To our knowledge, there has been one previous study examining the interaction between T2D genetic variants and diabetes status in colorectal cancer risk, which included 1798 colorectal cancer cases and 1810 controls and focused on T2D-related variants [7]. That study found a statistically significant interaction of T2D with an intronic variant rs4402960 located at the IGF2BP2 gene (interaction P-value: 0.040) and a missense variant rs1801282 at the PPARG gene (interaction P-value: 0.036) The respective p-values for interaction for rs4402960 and rs1801282 with diabetes on colorectal cancer were not nominally significant in our GxE analysis providing limited support for those previously observed interactions. Additionally, we previously conducted an analysis among a large subset of our studies (26,017 cases and 20,692 controls) evaluating interactions between genetic predicted gene-expression levels and diabetes on colorectal cancer risk, and identified a statistically significant interaction between genetically predicted gene expression levels for PTPN2 and diabetes (P-value: 2.31 × 10−5) [57]. As the approach of this previous analysis was use of multiple common variants to predict gene expression, we would not expect to replicate those findings here.

Strengths of this study include the large sample size and state of the art statistical approaches, including 2-step [16] and joint tests [17, 22, 23], that improved statistical power by leveraging direct gene-diabetes and gene-colorectal cancer associations induced by Gxdiabetes effects on colorectal cancer risk. We applied strict corrections to account for multiple comparisons because of the number of the methods used. For the two novel variants we identified, we performed sensitivity analyses additionally adjusting our models for BMI, GxBMI, and BMIxDiabetes. In these adjusted models, the GxDiabetes effect estimate changed very little (less than 0.2%) and both interactions remained statistically significant. We acknowledge that our results were limited to European descent individuals and thus our findings cannot be readily generalized to other populations but require follow up in those population groups where GxE efforts are underpowered. Additional harmonization of epidemiological data is ongoing and as such we will expand GxE testing once this is complete. We used self-reported diabetes to define our exposure which may be subject to measurement error in the traditional case-control settings. However, measurement and imputation of G should be non-differential with respect to both diabetes and colorectal cancer status. Thus, while measurement error may lead to reduced power to detect GxE interaction, we do not expect it to lead to spurious associations if G and E are independent. In addition, our novel findings need to be explored in experimental models. Also, we could not account for diabetes history and treatment which may have an effect on colorectal cancer risk.
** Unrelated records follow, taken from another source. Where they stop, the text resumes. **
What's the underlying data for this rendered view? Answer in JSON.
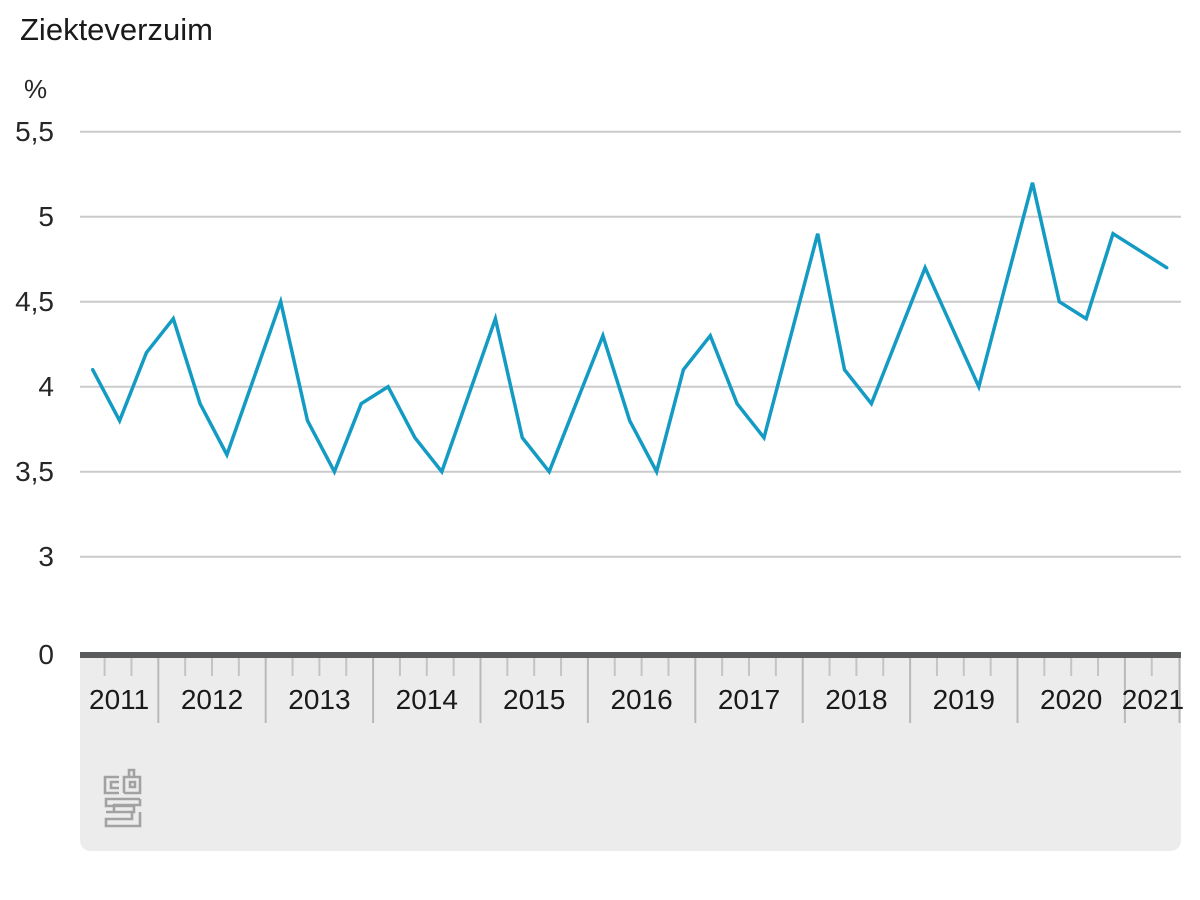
{
  "title": "Ziekteverzuim",
  "y_axis": {
    "unit": "%",
    "ticks": [
      {
        "label": "5,5",
        "value": 5.5
      },
      {
        "label": "5",
        "value": 5.0
      },
      {
        "label": "4,5",
        "value": 4.5
      },
      {
        "label": "4",
        "value": 4.0
      },
      {
        "label": "3,5",
        "value": 3.5
      },
      {
        "label": "3",
        "value": 3.0
      },
      {
        "label": "0",
        "value": 0
      }
    ],
    "axis_break": "scale jumps from 3 to 0 at the baseline"
  },
  "x_axis": {
    "years": [
      "2011",
      "2012",
      "2013",
      "2014",
      "2015",
      "2016",
      "2017",
      "2018",
      "2019",
      "2020",
      "2021"
    ],
    "tick_unit": "quarter"
  },
  "branding": {
    "logo": "cbs-logo"
  },
  "colors": {
    "line": "#149bc4",
    "gridline": "#cbcbcb",
    "axis_bar": "#5a5b5d",
    "axis_band": "#ececec",
    "quarter_tick": "#c4c4c4",
    "year_separator": "#b9b9b9",
    "text": "#262626",
    "logo": "#a2a2a2"
  },
  "chart_data": {
    "type": "line",
    "title": "Ziekteverzuim",
    "ylabel": "%",
    "xlabel": "",
    "x_range": "2011 Q2 - 2021 Q2",
    "ylim": [
      3.0,
      5.5
    ],
    "baseline_label": "0",
    "grid": "horizontal only",
    "legend": "none",
    "y_tick_labels": [
      "5,5",
      "5",
      "4,5",
      "4",
      "3,5",
      "3",
      "0"
    ],
    "series": [
      {
        "name": "Ziekteverzuim",
        "color": "#149bc4",
        "points": [
          {
            "year": 2011,
            "quarter": 2,
            "value": 4.1
          },
          {
            "year": 2011,
            "quarter": 3,
            "value": 3.8
          },
          {
            "year": 2011,
            "quarter": 4,
            "value": 4.2
          },
          {
            "year": 2012,
            "quarter": 1,
            "value": 4.4
          },
          {
            "year": 2012,
            "quarter": 2,
            "value": 3.9
          },
          {
            "year": 2012,
            "quarter": 3,
            "value": 3.6
          },
          {
            "year": 2012,
            "quarter": 4,
            "value": 4.05
          },
          {
            "year": 2013,
            "quarter": 1,
            "value": 4.5
          },
          {
            "year": 2013,
            "quarter": 2,
            "value": 3.8
          },
          {
            "year": 2013,
            "quarter": 3,
            "value": 3.5
          },
          {
            "year": 2013,
            "quarter": 4,
            "value": 3.9
          },
          {
            "year": 2014,
            "quarter": 1,
            "value": 4.0
          },
          {
            "year": 2014,
            "quarter": 2,
            "value": 3.7
          },
          {
            "year": 2014,
            "quarter": 3,
            "value": 3.5
          },
          {
            "year": 2014,
            "quarter": 4,
            "value": 3.95
          },
          {
            "year": 2015,
            "quarter": 1,
            "value": 4.4
          },
          {
            "year": 2015,
            "quarter": 2,
            "value": 3.7
          },
          {
            "year": 2015,
            "quarter": 3,
            "value": 3.5
          },
          {
            "year": 2015,
            "quarter": 4,
            "value": 3.9
          },
          {
            "year": 2016,
            "quarter": 1,
            "value": 4.3
          },
          {
            "year": 2016,
            "quarter": 2,
            "value": 3.8
          },
          {
            "year": 2016,
            "quarter": 3,
            "value": 3.5
          },
          {
            "year": 2016,
            "quarter": 4,
            "value": 4.1
          },
          {
            "year": 2017,
            "quarter": 1,
            "value": 4.3
          },
          {
            "year": 2017,
            "quarter": 2,
            "value": 3.9
          },
          {
            "year": 2017,
            "quarter": 3,
            "value": 3.7
          },
          {
            "year": 2017,
            "quarter": 4,
            "value": 4.3
          },
          {
            "year": 2018,
            "quarter": 1,
            "value": 4.9
          },
          {
            "year": 2018,
            "quarter": 2,
            "value": 4.1
          },
          {
            "year": 2018,
            "quarter": 3,
            "value": 3.9
          },
          {
            "year": 2018,
            "quarter": 4,
            "value": 4.3
          },
          {
            "year": 2019,
            "quarter": 1,
            "value": 4.7
          },
          {
            "year": 2019,
            "quarter": 2,
            "value": 4.35
          },
          {
            "year": 2019,
            "quarter": 3,
            "value": 4.0
          },
          {
            "year": 2019,
            "quarter": 4,
            "value": 4.6
          },
          {
            "year": 2020,
            "quarter": 1,
            "value": 5.2
          },
          {
            "year": 2020,
            "quarter": 2,
            "value": 4.5
          },
          {
            "year": 2020,
            "quarter": 3,
            "value": 4.4
          },
          {
            "year": 2020,
            "quarter": 4,
            "value": 4.9
          },
          {
            "year": 2021,
            "quarter": 1,
            "value": 4.8
          },
          {
            "year": 2021,
            "quarter": 2,
            "value": 4.7
          }
        ]
      }
    ]
  }
}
For example, an inverse association between metformin use and colorectal cancer risk has been found in some studies, but not all, while a clinical trial conducted in Japan reported a protective effect of metformin on colorectal polyp development [58]. Future studies may also focus on incorporating data on pre-diabetes states and those with hyperinsulinemia.
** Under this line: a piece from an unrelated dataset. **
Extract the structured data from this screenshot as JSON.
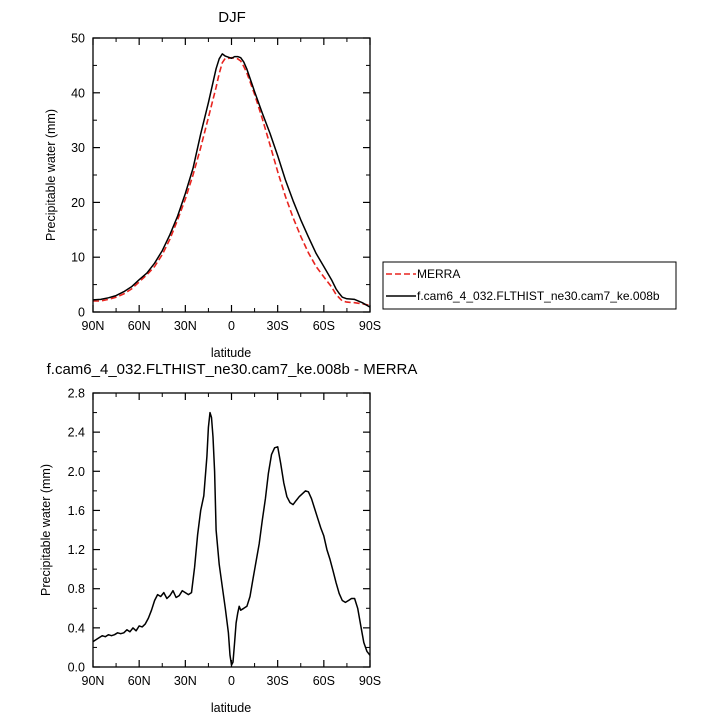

In summary, our results suggest that variation in genes related to immune function and regulation of the insulin receptor and PI3K activity may modify the association between diabetes and colorectal cancer risk. These results provide novel insights into the biology underlying diabetes and colorectal cancer relationship. Further experimental studies are warranted to understand the mechanisms by which these genes play a role in linking diabetes and colorectal cancer development.